Vor ein paar Jahren hat uns eben dieser einem neuen Weihnachtsklassiker verschafft.

Fast wäre die Patchworkfamilie unseres Redakteurs Armin Struve an Heiligabend vor leeren Tellern gesessen. Doch außergewöhnliche Situationen erfordern außergewöhnliche Maßnahmen und so wurde das bestellte Mahl samt Kühlbox aus dem Paketlager persönlich abgeholt. FOTO: STOCK.ADOBE.COM

Gerade die Vorweihnachtszeit und speziell der Heiligabend sind immer wieder gut für ein paar Klassiker. Dinge, auf die man sich verlassen kann. Glühwein auf dem Weihnachtsmarkt zum Beispiel. Ein Klassiker. Vergebliches Warten auf eine weiße Weihnacht, mittlerweile auch – ein Klassiker. Die hektische Suche nach Geschenken auf den letzten Drücker. K.L.A.S.S.I.K.E.R. Was uns dann vor einigen Jahren widerfuhr, war die Vermischung diverser Traditionen mit einem dennoch unvorhersehbaren Ende. 

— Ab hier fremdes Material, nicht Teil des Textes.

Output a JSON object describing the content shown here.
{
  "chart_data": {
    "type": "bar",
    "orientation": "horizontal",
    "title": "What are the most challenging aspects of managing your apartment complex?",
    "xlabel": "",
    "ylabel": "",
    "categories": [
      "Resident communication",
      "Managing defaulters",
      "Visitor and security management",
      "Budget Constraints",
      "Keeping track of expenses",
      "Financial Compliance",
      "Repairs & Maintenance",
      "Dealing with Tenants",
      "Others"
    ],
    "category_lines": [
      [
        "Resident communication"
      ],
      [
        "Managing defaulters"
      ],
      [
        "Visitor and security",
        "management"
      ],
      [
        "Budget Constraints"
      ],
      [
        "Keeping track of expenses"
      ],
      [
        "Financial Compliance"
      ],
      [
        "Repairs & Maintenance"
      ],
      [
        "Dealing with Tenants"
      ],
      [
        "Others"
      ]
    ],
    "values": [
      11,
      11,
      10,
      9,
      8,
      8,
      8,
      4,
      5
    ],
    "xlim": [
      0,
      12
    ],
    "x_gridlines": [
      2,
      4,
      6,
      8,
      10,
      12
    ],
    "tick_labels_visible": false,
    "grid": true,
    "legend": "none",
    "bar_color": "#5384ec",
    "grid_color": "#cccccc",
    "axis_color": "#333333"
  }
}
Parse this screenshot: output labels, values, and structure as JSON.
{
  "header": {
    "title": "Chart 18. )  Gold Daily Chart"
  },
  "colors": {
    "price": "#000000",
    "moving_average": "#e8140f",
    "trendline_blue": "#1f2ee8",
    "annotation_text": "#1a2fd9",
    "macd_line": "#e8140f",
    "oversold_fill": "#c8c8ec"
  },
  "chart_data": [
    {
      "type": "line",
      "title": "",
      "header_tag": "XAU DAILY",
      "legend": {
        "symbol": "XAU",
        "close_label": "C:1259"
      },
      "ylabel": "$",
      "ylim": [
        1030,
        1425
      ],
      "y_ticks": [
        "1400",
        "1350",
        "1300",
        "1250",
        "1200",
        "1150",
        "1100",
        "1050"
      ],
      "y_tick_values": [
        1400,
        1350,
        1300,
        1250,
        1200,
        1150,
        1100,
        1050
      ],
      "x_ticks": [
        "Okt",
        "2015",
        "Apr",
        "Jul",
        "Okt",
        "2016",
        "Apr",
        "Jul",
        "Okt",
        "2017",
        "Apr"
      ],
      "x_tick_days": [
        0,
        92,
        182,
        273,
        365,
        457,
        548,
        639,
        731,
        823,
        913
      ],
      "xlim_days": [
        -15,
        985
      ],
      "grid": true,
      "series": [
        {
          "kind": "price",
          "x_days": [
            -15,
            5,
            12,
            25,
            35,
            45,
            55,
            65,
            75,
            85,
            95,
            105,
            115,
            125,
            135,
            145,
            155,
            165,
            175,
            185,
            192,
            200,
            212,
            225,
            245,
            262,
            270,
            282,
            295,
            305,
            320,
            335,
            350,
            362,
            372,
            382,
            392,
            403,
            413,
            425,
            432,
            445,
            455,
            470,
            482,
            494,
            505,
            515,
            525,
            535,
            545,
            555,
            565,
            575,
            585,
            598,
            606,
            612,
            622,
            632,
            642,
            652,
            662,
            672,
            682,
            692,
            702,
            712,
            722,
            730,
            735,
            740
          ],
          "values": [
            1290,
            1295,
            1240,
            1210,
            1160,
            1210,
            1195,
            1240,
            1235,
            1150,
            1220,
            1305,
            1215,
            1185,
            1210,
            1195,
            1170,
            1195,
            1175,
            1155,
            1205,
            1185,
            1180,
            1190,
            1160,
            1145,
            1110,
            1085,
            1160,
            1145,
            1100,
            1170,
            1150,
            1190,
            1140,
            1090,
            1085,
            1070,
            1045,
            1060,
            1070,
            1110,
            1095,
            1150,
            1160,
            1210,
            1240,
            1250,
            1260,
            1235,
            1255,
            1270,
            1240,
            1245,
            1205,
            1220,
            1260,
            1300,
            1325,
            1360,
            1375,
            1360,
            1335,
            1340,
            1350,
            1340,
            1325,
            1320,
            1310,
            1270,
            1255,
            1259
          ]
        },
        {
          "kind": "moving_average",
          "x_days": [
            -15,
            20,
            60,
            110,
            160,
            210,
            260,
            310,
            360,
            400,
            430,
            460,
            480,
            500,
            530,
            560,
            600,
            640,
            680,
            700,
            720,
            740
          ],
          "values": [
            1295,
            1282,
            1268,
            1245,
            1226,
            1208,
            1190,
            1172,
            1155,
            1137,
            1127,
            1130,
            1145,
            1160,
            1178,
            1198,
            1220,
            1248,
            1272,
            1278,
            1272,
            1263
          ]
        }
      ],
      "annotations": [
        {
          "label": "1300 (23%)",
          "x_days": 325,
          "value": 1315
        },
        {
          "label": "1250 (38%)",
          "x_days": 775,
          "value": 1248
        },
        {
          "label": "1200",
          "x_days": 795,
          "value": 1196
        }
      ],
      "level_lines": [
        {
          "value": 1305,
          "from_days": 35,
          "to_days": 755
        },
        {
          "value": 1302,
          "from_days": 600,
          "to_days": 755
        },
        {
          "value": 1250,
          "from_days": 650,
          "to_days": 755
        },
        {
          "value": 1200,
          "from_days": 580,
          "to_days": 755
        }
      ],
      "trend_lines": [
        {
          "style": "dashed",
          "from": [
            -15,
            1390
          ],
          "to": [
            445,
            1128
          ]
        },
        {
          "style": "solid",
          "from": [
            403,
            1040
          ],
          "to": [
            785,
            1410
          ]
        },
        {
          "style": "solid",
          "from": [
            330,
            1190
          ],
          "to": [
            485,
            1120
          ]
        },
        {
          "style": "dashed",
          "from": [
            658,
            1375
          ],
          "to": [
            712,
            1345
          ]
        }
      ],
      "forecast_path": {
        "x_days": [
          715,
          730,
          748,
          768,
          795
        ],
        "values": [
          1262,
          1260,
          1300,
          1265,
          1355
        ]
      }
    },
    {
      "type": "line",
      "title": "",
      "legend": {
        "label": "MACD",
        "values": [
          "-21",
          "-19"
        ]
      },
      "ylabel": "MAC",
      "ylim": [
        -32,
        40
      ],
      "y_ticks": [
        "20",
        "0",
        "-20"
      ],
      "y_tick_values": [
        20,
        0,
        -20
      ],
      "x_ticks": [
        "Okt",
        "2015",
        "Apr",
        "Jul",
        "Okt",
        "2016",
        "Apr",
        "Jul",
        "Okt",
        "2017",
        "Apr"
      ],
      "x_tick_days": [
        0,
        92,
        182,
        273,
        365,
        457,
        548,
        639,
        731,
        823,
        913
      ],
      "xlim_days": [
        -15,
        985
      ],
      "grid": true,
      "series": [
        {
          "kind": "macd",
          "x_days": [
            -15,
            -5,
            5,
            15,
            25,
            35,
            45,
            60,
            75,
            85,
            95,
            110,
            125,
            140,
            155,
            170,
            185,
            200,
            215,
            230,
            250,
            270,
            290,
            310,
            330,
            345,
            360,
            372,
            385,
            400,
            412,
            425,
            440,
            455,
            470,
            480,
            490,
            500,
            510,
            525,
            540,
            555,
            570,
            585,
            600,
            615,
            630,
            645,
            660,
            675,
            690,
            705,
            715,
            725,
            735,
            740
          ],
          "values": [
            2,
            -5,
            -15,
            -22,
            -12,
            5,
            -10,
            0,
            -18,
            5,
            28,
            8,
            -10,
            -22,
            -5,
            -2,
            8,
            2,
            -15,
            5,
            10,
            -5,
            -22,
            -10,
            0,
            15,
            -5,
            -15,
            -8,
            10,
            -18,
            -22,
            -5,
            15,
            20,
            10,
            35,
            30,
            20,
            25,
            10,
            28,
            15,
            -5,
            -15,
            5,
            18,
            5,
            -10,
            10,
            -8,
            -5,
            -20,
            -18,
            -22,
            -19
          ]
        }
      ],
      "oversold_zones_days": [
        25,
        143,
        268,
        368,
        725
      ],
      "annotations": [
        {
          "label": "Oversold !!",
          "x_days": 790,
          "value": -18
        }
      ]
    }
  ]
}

Es begab sich also zu jener Zeit...ach nein, anders. Seit einigen Jahren bin ich Teil einer Patchwork-Familie. Backen und Kochen gehörten schon immer zu meinen liebsten Hobbys und so war es, als die Familie noch ohne Patch existierte, zumeist meine Aufgabe, für Kekse und leckeres Essen zu den Festtagen zu sorgen. Nach der Erweiterung der Familienkonstruktion war ich dann aber derjenige, der sein trautes Heim verließ, um beim anderen Teil der Familie in Hamburg zu feiern. Gerade das Kochen war seitdem daher eher weniger meine Aufgabe. Und so durfte ich einmal beobachten, wie sich der traditionelle Gänsebraten – noch so ein Klassiker, wenn es denn funktioniert – im fremden Ofen quasi verselbständigte. Die Formulierung „explodierter Vogel“ war zu hören, als der offene Bräter aus der Röhre gezogen wurde.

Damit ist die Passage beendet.